AGENDA CULTURAL

24.3.26

A casa tem a sua cara




Hélio Consolaro é professor, jornalista e escritor. Araçatuba-SP

A ALMA DAS CASAS
A casa não te contém
És tu que conténs a casa
Tu és a casa!
Ela reflete o que és" (Manuel Pina)

Habitação foi o tema Campanha da Fraternidade 2026 durante a quaresma. Se nosso corpo é a morada de Deus, a voz de dentro; o mundo é onde nós moramos. Segundo o criacionismo, o criador nos botou no paraíso, todos juntos.

Alguns bichos tem suas casas, outros fazem-na; ou então moram em locas. Os seres humanas foram para as cavernas. Começamos a ajeitar as cavernas por dentro, depois construímos nossas moradas diante da escassez de cavernas. Assim surgiu o sonho da casa própria.

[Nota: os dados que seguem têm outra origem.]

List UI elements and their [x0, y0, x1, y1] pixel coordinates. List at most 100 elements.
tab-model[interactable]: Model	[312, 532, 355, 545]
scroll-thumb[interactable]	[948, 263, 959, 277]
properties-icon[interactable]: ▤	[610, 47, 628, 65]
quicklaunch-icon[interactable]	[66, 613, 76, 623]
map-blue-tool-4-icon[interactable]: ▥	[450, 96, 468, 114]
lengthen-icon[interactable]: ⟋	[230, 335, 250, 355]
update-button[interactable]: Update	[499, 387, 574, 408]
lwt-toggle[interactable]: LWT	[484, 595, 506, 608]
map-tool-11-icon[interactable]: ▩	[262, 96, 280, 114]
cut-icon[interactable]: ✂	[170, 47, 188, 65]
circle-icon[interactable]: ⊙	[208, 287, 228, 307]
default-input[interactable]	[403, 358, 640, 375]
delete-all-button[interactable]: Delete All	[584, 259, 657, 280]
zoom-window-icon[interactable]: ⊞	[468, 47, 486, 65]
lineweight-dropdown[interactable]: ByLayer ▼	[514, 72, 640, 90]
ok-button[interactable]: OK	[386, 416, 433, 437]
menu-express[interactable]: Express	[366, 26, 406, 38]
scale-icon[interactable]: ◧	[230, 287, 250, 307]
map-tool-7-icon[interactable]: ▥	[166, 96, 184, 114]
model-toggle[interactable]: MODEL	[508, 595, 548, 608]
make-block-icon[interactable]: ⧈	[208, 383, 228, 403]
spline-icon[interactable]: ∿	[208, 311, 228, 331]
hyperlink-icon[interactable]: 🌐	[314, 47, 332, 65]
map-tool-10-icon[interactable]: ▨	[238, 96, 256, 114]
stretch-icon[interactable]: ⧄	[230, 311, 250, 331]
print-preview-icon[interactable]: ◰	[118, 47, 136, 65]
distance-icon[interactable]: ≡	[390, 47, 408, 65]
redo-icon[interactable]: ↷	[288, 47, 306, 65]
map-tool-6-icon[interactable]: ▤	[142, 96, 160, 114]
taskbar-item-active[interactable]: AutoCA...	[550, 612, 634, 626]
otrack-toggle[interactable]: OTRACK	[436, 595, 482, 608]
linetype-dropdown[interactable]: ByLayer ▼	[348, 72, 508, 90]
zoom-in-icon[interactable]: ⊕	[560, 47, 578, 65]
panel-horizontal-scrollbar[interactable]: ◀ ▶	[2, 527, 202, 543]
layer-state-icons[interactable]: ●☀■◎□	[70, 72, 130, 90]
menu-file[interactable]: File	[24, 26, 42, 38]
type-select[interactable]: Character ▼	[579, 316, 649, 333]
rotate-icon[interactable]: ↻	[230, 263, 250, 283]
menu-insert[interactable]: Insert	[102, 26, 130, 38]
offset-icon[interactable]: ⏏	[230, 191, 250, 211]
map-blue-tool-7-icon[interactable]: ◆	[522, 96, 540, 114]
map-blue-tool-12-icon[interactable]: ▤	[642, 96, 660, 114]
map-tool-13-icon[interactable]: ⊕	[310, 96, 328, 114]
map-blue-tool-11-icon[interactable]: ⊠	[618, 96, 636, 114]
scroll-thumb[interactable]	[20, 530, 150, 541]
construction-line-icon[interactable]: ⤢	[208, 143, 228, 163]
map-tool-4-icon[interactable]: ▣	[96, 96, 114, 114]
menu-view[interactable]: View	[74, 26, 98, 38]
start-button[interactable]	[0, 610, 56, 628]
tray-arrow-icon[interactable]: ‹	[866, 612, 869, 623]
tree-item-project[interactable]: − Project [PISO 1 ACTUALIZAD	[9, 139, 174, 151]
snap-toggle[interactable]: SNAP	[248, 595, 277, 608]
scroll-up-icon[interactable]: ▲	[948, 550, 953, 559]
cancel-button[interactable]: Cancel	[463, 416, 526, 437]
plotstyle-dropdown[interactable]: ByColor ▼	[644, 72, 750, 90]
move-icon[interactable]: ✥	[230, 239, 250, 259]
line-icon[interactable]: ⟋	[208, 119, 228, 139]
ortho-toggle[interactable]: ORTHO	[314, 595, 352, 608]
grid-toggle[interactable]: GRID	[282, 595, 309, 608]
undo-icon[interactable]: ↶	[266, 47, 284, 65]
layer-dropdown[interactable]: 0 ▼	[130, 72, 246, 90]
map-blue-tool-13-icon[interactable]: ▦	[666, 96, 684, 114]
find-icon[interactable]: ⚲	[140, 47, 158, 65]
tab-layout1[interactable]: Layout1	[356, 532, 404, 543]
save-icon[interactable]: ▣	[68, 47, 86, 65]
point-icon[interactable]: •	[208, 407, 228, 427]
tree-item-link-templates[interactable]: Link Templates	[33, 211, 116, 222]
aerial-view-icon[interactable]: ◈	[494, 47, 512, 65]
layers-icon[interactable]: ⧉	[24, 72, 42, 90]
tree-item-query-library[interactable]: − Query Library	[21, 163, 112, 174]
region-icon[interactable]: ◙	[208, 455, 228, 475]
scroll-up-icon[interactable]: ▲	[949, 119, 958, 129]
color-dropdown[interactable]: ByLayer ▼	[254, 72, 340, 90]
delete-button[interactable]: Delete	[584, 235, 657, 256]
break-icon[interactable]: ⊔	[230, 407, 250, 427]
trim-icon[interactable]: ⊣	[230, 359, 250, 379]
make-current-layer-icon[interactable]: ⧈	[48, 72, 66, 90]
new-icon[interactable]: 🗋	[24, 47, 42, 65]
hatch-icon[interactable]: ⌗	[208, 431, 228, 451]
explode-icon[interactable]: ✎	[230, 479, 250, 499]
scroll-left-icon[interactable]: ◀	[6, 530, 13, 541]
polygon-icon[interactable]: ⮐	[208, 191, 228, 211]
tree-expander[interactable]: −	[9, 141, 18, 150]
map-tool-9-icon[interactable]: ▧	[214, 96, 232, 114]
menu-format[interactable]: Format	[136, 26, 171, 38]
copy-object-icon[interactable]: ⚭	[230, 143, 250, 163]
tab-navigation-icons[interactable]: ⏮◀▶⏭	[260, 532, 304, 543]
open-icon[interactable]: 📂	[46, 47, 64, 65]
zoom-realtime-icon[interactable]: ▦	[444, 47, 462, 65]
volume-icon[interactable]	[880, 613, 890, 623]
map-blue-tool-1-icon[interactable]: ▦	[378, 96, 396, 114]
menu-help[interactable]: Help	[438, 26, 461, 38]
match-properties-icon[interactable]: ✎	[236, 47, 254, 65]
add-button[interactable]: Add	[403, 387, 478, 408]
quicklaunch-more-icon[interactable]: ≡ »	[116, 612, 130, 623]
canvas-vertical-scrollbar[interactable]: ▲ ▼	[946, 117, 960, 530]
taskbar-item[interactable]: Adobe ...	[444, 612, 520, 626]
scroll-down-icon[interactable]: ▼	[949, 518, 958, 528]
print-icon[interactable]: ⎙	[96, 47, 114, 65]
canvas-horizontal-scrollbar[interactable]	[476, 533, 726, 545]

Meus pais sonharam com a casa própria por mais de 20 anos, mas a prioridade era estudar os filhos. Meus avós vieram ao Brasil para fazer a América, mas a família mal comprou um sítio de 20 alqueires. Vieram da zona rural italiana. Ninguém era atirado a fazer negócios, nada de empreendedorismo. Para penca de filhos, não sobrou um lote na cidade. 

Assim morávamos, pais e filhos, como o caramujo, com a casa nas costas. Em 20 anos, mudamos 20 vezes. Nada de casa própria. A casa não tinha tempo de pegar o jeito do morador. Éramos europeus vivendo como caboclos.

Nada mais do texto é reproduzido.